I looked for where dd is invoked in install.sub script.
```
2641 # Feed the random pool some entropy before we read from it.
2642 feed_random() {
2643 (dmesg; cat $CGI_INFO /*.conf; sysctl; route -n show; df;
2644 ifconfig -A; hostname) >/dev/random 2>&1
2645 if [[ -e /mnt/var/db/host.random ]]; then
2646 dd if=/mnt/var/db/host.random of=/dev/random
bs=65536 count=1 \
2647 status=none
2648 fi
2649 }
```
Dd is invoked in feed_random function.
Feed_random is called in start_cgiinfo function in background.
```
2505 # Fetch the list of mirror servers and installer choices from
previous runs if
2506 # available from ftplist.cgi. Start the ftp process in the
background, but kill
2507 # it if it takes longer than 12 seconds.
2508 start_cgiinfo() {
2509 # If no networks are configured, we do not need the
httplist file.
2510 ((NIFS < 1)) && return
2511
2512 # Ensure proper name resolution in case there's no dns yet.
2513 add_hostent 129.128.5.191 ftp.openbsd.org
2514
2515 # Make sure the ftp subshell gets its own process group.
2516 set -m
2517 (
2518 unpriv2 ftp -w 15 -Vao - \
2519
"$HTTP_PROTO://ftp.openbsd.org/cgi-bin/ftplist.cgi?dbversion=1" \
2520 2>/dev/null >$CGI_INFO
2521
2522 # Remember finish time for adjusting the received
timestamp.
2523 echo -n $SECONDS >$HTTP_SEC
2524 feed_random
2525 ) & CGIPID=$!
2526 set +m
2527
2528 # If the ftp process takes more than 12 seconds, kill it.
2529 # XXX We are relying on the pid space not randomly biting us.
2530 # XXX ftp could terminate early, and the pid could be reused.
2531 (sleep 12; kill -INT -$CGIPID >/dev/null 2>&1) &
2532 }
```
For testing, I changed to execute feed_random in foreground as follows.
```
--- a/distrib/miniroot/install.sub
+++ b/distrib/miniroot/install.sub
@@ -2514,7 +2514,6 @@ start_cgiinfo() {
# Make sure the ftp subshell gets its own process group.
set -m
- (
unpriv2 ftp -w 15 -Vao - \
"$HTTP_PROTO://ftp.openbsd.org/cgi-bin/ftplist.cgi?dbversion=1" \
2>/dev/null >$CGI_INFO
@@ -2522,13 +2521,11 @@ start_cgiinfo() {
# Remember finish time for adjusting the received
timestamp.
echo -n $SECONDS >$HTTP_SEC
feed_random
- ) & CGIPID=$!
set +m
# If the ftp process takes more than 12 seconds, kill it.
# XXX We are relying on the pid space not randomly biting us.
# XXX ftp could terminate early, and the pid could be reused.
- (sleep 12; kill -INT -$CGIPID >/dev/null 2>&1) &
}
```
Bsd.sysupgrade always succeeds in my bhyve environment.
The reason of umount failure is concurrent execution with dd.
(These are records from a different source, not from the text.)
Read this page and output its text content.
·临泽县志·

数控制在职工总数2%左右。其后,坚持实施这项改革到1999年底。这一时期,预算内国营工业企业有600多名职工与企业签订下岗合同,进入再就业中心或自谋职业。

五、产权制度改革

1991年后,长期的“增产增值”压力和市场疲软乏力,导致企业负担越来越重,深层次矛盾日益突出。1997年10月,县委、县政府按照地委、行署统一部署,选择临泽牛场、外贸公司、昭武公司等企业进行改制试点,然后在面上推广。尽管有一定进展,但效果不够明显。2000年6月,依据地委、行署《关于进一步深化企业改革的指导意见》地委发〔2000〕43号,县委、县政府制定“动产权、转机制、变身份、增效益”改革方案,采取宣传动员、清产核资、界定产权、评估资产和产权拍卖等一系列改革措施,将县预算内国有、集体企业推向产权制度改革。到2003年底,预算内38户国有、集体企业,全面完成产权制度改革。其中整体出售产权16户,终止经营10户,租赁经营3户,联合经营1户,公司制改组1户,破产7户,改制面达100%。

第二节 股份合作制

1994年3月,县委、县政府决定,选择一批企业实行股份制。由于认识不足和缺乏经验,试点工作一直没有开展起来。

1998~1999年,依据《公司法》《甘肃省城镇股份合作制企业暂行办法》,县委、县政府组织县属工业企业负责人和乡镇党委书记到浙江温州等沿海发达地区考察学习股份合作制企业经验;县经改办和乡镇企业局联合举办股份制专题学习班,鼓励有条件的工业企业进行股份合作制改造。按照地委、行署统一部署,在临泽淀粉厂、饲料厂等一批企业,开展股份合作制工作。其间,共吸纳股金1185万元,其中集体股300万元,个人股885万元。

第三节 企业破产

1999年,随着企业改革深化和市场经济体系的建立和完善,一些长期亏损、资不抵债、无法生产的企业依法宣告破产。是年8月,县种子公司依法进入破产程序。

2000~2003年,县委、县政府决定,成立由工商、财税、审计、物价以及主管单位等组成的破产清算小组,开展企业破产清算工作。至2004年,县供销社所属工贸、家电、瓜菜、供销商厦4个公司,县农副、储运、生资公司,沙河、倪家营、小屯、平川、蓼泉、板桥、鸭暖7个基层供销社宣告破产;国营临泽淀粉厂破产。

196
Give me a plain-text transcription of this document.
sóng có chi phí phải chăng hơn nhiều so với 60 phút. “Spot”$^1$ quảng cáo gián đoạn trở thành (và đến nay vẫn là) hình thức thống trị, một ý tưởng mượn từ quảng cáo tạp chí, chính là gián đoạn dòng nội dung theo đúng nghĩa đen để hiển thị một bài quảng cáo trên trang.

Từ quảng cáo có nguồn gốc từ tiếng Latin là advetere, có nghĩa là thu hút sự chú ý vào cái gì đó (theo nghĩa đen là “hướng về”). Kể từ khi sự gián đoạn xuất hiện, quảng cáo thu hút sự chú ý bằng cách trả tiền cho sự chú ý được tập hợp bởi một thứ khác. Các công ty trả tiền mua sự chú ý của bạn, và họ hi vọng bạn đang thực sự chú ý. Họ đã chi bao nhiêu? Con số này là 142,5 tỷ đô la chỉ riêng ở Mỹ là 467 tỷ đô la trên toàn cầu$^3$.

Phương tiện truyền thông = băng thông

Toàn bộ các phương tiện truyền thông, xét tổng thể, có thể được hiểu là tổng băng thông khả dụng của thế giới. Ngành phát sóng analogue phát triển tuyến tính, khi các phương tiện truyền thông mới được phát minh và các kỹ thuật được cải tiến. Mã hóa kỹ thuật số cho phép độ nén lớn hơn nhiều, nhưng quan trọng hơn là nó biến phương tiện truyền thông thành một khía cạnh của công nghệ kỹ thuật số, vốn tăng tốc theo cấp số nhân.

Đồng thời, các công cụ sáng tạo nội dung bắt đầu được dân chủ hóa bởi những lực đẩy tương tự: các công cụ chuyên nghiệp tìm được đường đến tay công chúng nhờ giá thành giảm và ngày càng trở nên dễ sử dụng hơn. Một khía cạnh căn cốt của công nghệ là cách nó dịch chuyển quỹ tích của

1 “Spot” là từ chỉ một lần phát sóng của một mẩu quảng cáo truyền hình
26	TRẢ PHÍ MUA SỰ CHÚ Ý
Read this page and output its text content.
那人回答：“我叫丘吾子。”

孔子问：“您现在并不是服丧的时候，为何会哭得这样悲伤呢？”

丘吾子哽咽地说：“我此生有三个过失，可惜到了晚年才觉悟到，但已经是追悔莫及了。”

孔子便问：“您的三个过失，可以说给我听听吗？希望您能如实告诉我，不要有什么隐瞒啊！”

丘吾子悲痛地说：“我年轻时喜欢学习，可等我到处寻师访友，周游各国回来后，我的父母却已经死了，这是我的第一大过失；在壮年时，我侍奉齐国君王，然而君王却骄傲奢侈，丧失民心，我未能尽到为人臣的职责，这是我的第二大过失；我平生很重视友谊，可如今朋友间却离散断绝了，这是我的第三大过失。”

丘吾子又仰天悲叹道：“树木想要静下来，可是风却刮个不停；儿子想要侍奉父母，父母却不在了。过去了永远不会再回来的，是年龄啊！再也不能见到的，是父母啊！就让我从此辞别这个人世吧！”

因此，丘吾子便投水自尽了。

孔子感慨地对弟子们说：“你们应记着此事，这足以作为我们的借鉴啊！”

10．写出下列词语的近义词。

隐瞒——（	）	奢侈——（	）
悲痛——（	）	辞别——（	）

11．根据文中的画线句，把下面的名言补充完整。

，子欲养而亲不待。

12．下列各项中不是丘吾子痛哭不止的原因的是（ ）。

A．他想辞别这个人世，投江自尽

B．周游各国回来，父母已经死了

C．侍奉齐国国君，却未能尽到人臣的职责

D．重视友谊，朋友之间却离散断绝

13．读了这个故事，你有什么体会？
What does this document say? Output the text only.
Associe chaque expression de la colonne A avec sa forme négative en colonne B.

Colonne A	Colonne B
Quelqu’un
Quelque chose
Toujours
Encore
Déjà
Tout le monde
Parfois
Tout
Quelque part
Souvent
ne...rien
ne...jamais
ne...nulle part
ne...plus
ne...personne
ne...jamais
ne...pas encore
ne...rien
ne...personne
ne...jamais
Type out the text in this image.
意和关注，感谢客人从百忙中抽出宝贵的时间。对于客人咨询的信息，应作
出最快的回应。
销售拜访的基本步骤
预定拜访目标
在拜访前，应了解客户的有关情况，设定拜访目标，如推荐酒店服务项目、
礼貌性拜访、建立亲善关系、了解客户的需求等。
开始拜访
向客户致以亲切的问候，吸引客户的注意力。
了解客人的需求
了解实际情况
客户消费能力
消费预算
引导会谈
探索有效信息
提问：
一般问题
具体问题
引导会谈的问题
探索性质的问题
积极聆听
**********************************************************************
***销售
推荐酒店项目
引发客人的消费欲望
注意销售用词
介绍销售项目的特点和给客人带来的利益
I don't have better idea than executing dd in foreground.
How should we fix this?
On 11/8/21 12:55, Yuichiro NAITO wrote:
Thanks for the comment.
I will see it further more.
On 11/8/21 12:45, Theo de Raadt wrote:
Doesn't this suggest a disk driver failed to perform/complete a write?
Not right at that moment but perhaps in the recent past?
Yuichiro NAITO <naito.yuich...@gmail.com> wrote:
bsd.upgrade fails and shows following messages with a single
partition disk.
```
Force checking of clean non-root filesystems? [no] no
umount: /mnt: Device busy
Can't umount sd0a!
```
sd0 has following partitions.
```
# size offset fstype [fsize bsize cpg]
a: 37752672 64 4.2bsd 2048 16384 12959 # /
b: 4176900 37752750 swap #
none
c: 41943040 0 unused
```
I don't want to say any thing about disk partitioning policy.
I just want to improve bsd.upgrade more stable.
This error happens in a specific environment.
In my cases, OpenBSD on FreeBSD bhyve in Intel Core i7-6700 box caused
this error. No other environments (that I have) reproduce it.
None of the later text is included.